Department of Employment and Workplace Relations

Department overview
- Formed: 26 November 2001
- Preceding Department: Department of Employment, Workplace Relations and Small Business;
- Dissolved: 3 December 2007
- Superseding Department: Department of Education, Employment and Workplace Relations;
- Jurisdiction: Commonwealth of Australia
- Headquarters: Canberra
- Department executive: Peter Boxall, Secretary;
- Website: dewr.gov.au

= Department of Employment and Workplace Relations (2001–2007) =

Australian government department, 2001–2007

The Department of Employment and Workplace Relations (also called DEWR) was an Australian government department that existed between November 2001 and December 2007.

==Scope==
Information about the department's functions and government funding allocation could be found in the Administrative Arrangements Orders, the annual Portfolio Budget Statements, in the department's annual reports and on the department's website.

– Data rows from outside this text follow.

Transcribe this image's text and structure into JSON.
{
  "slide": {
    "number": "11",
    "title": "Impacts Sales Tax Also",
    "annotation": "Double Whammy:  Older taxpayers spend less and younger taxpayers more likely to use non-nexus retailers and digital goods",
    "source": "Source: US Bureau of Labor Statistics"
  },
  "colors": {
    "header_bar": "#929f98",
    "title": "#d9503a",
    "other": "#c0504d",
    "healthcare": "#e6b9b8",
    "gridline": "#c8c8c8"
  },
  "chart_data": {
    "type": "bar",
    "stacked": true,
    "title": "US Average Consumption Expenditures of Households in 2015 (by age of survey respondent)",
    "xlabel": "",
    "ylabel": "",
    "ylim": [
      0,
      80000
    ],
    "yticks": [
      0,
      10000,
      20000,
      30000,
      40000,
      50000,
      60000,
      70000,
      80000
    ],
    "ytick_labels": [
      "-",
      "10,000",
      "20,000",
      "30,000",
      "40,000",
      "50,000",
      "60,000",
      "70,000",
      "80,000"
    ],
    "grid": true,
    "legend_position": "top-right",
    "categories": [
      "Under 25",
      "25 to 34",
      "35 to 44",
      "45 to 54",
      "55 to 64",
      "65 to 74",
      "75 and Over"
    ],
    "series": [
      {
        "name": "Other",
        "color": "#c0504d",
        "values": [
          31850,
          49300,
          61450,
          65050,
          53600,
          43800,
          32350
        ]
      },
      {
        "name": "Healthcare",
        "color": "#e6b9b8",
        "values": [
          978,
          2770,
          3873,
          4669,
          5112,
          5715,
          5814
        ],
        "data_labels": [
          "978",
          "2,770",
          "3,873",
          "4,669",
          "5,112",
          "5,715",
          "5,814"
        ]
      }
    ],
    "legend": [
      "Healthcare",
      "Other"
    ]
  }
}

According to the Administrative Arrangements Order made on 26 November 2001, the department dealt with:
- Employment policy, including employment services
- Job Network
- Labour market programs, including the Work for the Dole scheme
- Workplace relations policy development, advocacy and implementation
- Promotion of flexible workplace relations policies and practices
- Co-ordination of labour market research
- Australian government employment workplace relations policy, including administration of the framework for agreement making and remuneration and conditions
- Occupational health and safety, rehabilitation and compensation
- Equal employment opportunity
- Work and family issues

==Structure==
The department was an Australian Public Service department, staffed by officials who were responsible to the Minister for Employment and Workplace Relations. The secretary of the department was Peter Boxall.